The first engineering application of this in Matthew’s group is medical Flow-MRI, which is used to visualise blood flow through the heart and major arteries. In the laboratory, adjoint-acclerated Programmable Inference reduces scan times by a factor of 100 for the same quality of information.

“There is a long way to go before clinical application, but the promise is clear. If a 90 minute heart flow scan could be reduced to 60 seconds, such scans could be widely used to help monitor, prevent, and treat cardiovascular disease. Given that cardiovascular disease currently causes one quarter of deaths in the UK, this could have huge positive societal impact.”

Dr David Krueger

David Krueger is an Assistant Professor in Machine Learning and Computer Vision. His work focuses on reducing the risk of human extinction from artificial intelligence (AI x-risk) through technical research as well as education, outreach, governance, and advocacy.  His research spans many areas of Deep Learning, AI Alignment, AI Safety, and AI Ethics, including alignment failure modes, algorithmic manipulation, interpretability, robustness, and understanding how AI systems learn and generalize.  He has been featured in media outlets including ITV’s Good Morning Britain, Al Jazeera’s Inside Story, France 24, New Scientist, and the Associated Press. David completed his graduate studies at the University of Montreal and Mila, working with Yoshua Bengio, Roland Memisevic, and Aaron Courville, and he is a research affiliate of Mila, UC Berkeley’s Center for Human-Compatible AI (CHAI), and the Center for the Study of Existential Risk (CSER) at the University of Cambridge.

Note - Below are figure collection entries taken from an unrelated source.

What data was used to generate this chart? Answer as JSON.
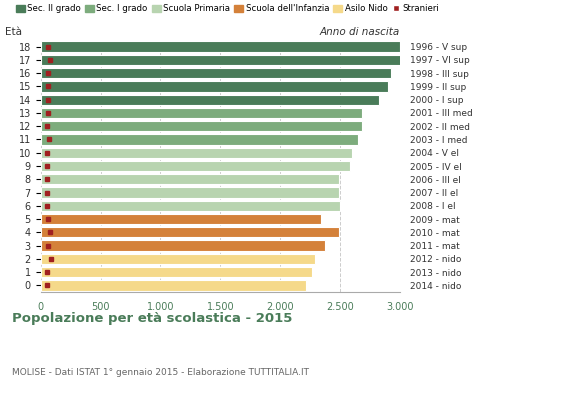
{
  "ages": [
    18,
    17,
    16,
    15,
    14,
    13,
    12,
    11,
    10,
    9,
    8,
    7,
    6,
    5,
    4,
    3,
    2,
    1,
    0
  ],
  "anno_nascita": [
    "1996 - V sup",
    "1997 - VI sup",
    "1998 - III sup",
    "1999 - II sup",
    "2000 - I sup",
    "2001 - III med",
    "2002 - II med",
    "2003 - I med",
    "2004 - V el",
    "2005 - IV el",
    "2006 - III el",
    "2007 - II el",
    "2008 - I el",
    "2009 - mat",
    "2010 - mat",
    "2011 - mat",
    "2012 - nido",
    "2013 - nido",
    "2014 - nido"
  ],
  "bar_values": [
    3000,
    3020,
    2920,
    2900,
    2820,
    2680,
    2680,
    2650,
    2600,
    2580,
    2490,
    2490,
    2500,
    2340,
    2490,
    2370,
    2290,
    2265,
    2210
  ],
  "stranieri": [
    60,
    75,
    65,
    65,
    65,
    60,
    55,
    70,
    50,
    50,
    55,
    50,
    55,
    60,
    75,
    65,
    85,
    55,
    55
  ],
  "bar_colors": [
    "#4a7c59",
    "#4a7c59",
    "#4a7c59",
    "#4a7c59",
    "#4a7c59",
    "#7dac7d",
    "#7dac7d",
    "#7dac7d",
    "#b8d4b0",
    "#b8d4b0",
    "#b8d4b0",
    "#b8d4b0",
    "#b8d4b0",
    "#d4813a",
    "#d4813a",
    "#d4813a",
    "#f5d98a",
    "#f5d98a",
    "#f5d98a"
  ],
  "legend_labels": [
    "Sec. II grado",
    "Sec. I grado",
    "Scuola Primaria",
    "Scuola dell'Infanzia",
    "Asilo Nido",
    "Stranieri"
  ],
  "legend_colors": [
    "#4a7c59",
    "#7dac7d",
    "#b8d4b0",
    "#d4813a",
    "#f5d98a",
    "#a02020"
  ],
  "title": "Popolazione per età scolastica - 2015",
  "subtitle": "MOLISE - Dati ISTAT 1° gennaio 2015 - Elaborazione TUTTITALIA.IT",
  "xlabel_eta": "Età",
  "xlabel_anno": "Anno di nascita",
  "xlim_max": 3000,
  "xtick_values": [
    0,
    500,
    1000,
    1500,
    2000,
    2500,
    3000
  ],
  "xtick_labels": [
    "0",
    "500",
    "1.000",
    "1.500",
    "2.000",
    "2.500",
    "3.000"
  ],
  "bg_color": "#ffffff",
  "bar_height": 0.78,
  "stranieri_color": "#a02020",
  "grid_color": "#cccccc",
  "title_color": "#4a7c59",
  "subtitle_color": "#666666"
}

David said: “My research aims to clarify the risks of AI, and in particular societal and existential risks. I also develop and evaluate potential mitigations, such as alignment techniques.

“My work also informs approaches to governing AI. AI safety, like climate change, is a common good.

“The risks and externalities of AI systems are likely to affect all of humanity, and so we need to work together to address them through robust international policy responses.

“This is a grand socio-technical challenge, and my work highlights ways in which current approaches fall short and could be improved.

“Given the rapid rate of progress in AI, the lack of reliable methods for understanding and controlling AI systems, and the growing competitive pressure to adopt AI in many high-stakes applications, I believe we urgently need to prepare to coordinate to forgoe future AI technologies to a significant extent for a long time.

“I hope to motivate policymakers, AI researchers, civil society, and the broader public to accelerate efforts to address the risks of AI. I believe we are approaching scientific consensus that AI poses an existential risk to humanity. This was achieved for climate change several decades ago. We need to do better this time, given the rate of progress in AI, with many leading developers and researchers forecasting superhuman AI within 1-2 decades or less.”

Turing Institute Fellowships

The new Turing Fellowship model is aimed at established researchers whose research interests align with the Turing’s Science and Innovation priorities outlined in the Institute Strategy.

As well as taking part in the Turing’s interdisciplinary, and collaborative research community, the new fellows will also support work in public engagement.

Research interests of the new fellows span everything from evolutionary studies, human genetics, energy justice and the future of cities to biodiversity loss.

The Turing Fellows were appointed through an open call which is anticipated to run on an annual basis. Future calls will be aligned closely to the Turing Institute’s goals.